The package tracker shows that the package of certificates was mailed in Wisconsin on December 16 but was not accepted by an employee of the National Archives in Washington until the morning of January 4. Later that day, Mark Jefferson, executive director of Republicans from Wisconsin, texted someone: “Idiots who are upset about stupidity want someone to send the original voter papers to the president of the Senate. They’re going to call one of us to tell us.” What the hell is going on.”

Heat and Jefferson did not respond to requests for comment.

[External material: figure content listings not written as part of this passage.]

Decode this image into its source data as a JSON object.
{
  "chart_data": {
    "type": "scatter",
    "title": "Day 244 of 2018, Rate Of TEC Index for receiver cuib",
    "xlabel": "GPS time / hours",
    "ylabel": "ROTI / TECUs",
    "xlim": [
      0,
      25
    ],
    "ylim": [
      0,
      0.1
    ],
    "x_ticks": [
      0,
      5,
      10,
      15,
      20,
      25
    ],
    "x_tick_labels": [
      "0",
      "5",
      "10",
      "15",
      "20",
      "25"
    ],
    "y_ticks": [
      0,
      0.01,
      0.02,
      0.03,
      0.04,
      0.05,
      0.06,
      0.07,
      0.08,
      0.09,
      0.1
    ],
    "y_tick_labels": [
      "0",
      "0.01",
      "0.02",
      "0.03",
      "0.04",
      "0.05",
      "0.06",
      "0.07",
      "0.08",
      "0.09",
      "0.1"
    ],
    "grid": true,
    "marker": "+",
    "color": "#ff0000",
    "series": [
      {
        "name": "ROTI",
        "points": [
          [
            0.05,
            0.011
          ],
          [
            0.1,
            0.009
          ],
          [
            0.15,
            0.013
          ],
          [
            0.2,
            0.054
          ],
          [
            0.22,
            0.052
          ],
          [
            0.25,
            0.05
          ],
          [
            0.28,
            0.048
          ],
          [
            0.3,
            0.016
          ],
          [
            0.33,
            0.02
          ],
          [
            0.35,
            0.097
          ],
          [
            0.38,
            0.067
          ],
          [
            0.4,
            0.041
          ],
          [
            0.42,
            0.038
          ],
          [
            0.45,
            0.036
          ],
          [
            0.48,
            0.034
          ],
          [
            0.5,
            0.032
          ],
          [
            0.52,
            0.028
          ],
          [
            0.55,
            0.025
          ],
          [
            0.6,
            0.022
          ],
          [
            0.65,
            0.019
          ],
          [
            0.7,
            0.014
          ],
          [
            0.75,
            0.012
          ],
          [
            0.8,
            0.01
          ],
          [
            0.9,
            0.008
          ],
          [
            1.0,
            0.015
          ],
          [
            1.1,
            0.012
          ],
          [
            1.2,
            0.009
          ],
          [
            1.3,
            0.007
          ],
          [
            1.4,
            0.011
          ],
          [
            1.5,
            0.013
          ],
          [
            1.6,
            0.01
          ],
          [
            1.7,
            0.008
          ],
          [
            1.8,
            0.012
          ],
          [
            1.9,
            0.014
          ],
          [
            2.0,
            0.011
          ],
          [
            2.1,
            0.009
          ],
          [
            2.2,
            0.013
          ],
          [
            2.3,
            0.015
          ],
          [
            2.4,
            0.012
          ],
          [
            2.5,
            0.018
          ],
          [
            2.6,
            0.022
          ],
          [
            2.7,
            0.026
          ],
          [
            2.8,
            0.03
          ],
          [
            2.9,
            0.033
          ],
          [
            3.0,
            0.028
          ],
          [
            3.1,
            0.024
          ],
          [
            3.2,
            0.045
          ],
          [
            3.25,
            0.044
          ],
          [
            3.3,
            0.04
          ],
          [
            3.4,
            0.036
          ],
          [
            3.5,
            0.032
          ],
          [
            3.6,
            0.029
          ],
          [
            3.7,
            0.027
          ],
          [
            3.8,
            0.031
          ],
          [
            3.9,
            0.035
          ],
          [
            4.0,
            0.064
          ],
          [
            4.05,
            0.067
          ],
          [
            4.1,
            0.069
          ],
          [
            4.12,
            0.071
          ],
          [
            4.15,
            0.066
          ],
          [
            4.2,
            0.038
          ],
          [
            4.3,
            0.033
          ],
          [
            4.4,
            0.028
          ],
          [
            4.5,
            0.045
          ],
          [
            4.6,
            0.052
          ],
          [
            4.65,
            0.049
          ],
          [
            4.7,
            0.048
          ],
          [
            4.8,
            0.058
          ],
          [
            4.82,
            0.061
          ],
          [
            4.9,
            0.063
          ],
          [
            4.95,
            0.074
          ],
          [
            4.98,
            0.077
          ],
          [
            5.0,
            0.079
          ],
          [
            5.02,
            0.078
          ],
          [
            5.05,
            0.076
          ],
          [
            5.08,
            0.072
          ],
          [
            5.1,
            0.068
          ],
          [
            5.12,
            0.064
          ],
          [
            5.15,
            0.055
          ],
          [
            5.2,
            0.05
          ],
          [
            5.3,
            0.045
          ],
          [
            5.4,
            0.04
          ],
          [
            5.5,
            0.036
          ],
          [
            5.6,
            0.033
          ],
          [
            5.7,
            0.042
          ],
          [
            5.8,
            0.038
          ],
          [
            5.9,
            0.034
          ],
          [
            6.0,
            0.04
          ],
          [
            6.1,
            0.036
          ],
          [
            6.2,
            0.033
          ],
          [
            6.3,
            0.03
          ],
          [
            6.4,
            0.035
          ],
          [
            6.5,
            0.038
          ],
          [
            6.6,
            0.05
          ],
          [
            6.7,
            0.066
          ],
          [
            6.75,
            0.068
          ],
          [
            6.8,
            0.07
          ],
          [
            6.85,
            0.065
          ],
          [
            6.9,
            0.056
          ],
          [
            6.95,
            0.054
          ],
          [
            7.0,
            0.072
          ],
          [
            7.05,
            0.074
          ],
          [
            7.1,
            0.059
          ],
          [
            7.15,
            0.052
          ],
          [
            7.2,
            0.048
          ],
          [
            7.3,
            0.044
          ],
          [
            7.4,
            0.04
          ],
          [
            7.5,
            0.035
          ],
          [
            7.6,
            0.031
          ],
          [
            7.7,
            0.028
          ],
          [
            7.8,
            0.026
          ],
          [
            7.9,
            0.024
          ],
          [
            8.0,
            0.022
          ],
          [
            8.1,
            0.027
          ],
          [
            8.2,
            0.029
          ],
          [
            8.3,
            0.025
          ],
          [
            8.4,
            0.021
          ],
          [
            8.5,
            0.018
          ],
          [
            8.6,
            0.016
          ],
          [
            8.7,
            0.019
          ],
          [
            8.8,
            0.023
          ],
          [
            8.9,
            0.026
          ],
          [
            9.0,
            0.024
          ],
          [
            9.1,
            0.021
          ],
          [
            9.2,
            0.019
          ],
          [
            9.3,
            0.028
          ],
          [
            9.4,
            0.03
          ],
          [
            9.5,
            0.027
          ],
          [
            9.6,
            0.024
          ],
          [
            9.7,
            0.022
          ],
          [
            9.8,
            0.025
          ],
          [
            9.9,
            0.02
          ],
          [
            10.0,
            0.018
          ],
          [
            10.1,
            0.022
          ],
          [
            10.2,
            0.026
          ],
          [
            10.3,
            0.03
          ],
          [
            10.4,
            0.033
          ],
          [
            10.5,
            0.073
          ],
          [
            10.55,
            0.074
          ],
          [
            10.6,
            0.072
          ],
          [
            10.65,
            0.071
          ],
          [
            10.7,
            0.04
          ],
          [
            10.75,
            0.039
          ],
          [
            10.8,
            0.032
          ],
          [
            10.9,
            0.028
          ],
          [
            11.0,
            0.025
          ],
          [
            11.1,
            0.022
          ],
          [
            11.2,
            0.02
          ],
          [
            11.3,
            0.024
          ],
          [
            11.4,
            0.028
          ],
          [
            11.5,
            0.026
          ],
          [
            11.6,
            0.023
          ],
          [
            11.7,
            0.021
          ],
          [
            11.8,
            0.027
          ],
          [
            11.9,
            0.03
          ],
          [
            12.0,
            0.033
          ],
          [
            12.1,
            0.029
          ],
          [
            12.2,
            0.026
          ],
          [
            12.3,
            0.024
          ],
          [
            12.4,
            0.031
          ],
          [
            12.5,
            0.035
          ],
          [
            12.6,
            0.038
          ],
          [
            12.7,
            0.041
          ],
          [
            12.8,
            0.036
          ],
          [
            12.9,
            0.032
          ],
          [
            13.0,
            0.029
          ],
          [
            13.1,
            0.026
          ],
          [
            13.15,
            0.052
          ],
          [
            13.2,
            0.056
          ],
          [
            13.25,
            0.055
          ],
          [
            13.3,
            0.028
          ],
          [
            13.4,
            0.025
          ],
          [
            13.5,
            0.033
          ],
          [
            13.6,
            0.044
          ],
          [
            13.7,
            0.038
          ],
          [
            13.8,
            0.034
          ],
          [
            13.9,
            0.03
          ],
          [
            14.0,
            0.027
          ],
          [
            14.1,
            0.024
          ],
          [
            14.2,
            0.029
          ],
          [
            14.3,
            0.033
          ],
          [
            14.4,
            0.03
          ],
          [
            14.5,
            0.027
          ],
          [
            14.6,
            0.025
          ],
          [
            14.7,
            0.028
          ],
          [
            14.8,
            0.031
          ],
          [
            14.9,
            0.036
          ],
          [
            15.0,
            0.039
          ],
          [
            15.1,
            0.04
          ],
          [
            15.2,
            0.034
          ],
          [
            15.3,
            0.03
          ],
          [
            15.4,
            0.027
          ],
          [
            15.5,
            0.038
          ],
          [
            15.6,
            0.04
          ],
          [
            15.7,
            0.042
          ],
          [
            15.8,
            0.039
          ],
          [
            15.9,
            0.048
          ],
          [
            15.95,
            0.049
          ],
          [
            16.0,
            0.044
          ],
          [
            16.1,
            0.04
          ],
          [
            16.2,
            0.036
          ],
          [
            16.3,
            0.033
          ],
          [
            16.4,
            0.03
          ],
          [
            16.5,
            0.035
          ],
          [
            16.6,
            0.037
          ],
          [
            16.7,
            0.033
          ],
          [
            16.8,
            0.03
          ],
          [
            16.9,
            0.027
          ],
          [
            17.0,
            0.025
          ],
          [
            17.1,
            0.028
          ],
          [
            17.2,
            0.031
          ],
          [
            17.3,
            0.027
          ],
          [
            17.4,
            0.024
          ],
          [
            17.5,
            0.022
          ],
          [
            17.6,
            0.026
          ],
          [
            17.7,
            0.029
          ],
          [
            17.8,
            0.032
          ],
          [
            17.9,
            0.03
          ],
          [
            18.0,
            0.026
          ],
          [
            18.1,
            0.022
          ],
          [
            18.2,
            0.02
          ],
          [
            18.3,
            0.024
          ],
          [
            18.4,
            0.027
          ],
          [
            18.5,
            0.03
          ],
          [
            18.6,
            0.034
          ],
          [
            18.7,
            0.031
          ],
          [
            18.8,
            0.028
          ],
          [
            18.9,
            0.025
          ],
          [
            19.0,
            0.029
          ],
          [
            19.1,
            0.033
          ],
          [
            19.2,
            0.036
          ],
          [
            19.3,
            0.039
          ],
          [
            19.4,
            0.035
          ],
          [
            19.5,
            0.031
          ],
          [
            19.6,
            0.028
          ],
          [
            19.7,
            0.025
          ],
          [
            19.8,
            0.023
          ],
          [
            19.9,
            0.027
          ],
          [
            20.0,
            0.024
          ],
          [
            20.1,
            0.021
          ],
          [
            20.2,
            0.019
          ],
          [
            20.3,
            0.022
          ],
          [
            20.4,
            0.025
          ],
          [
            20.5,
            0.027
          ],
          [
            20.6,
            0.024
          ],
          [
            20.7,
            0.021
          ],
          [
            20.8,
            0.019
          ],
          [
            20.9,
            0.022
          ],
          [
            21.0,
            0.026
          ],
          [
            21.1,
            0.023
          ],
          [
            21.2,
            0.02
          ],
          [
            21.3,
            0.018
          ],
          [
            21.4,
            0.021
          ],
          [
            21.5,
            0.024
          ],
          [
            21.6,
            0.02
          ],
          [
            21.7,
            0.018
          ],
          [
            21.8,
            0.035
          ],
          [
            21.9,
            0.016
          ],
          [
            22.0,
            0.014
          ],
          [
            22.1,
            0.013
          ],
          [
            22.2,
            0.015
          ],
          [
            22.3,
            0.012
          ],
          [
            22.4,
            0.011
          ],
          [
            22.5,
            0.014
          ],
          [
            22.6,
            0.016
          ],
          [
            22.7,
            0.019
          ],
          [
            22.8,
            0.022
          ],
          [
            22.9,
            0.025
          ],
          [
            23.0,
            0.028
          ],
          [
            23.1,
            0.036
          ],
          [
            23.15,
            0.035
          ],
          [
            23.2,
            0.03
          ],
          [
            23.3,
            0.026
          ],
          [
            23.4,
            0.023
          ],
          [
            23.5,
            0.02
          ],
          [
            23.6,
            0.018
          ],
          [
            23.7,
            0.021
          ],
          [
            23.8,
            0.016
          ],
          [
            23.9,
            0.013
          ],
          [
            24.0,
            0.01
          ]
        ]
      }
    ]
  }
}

Jeffrey Mandel, a Wisconsin attorney, said in a lawsuit filed in May against fake Trump voters in the state, that there were still many gaps in the timeline, including who was in contact with Heat and Jefferson from the Trump campaign and who gave the fraudulent documents to the office of Johnson. Mandel noted that the cover page included with the alternative voter list sent to Washington was on official Wisconsin Republican Party paper.

Mandel said that while there were many questions, the committee’s fallout for Johnson is an affirmation of the senator’s role in trying to overturn the 2020 election.

“We have known for a long time that he was a supporter of the ‘Big Lie’ and was willing to say and do anything to push that ‘big lie,'” Mandel said. . It wasn’t a terrible surprise, but there is something profound in the image of Senator Johnson physically trying to convey these papers to a penny in the light of day, on the Senate floor, at the crucial moment before Congress begins to count the votes. “

Rosalind S. contributed to this report. Heldermann.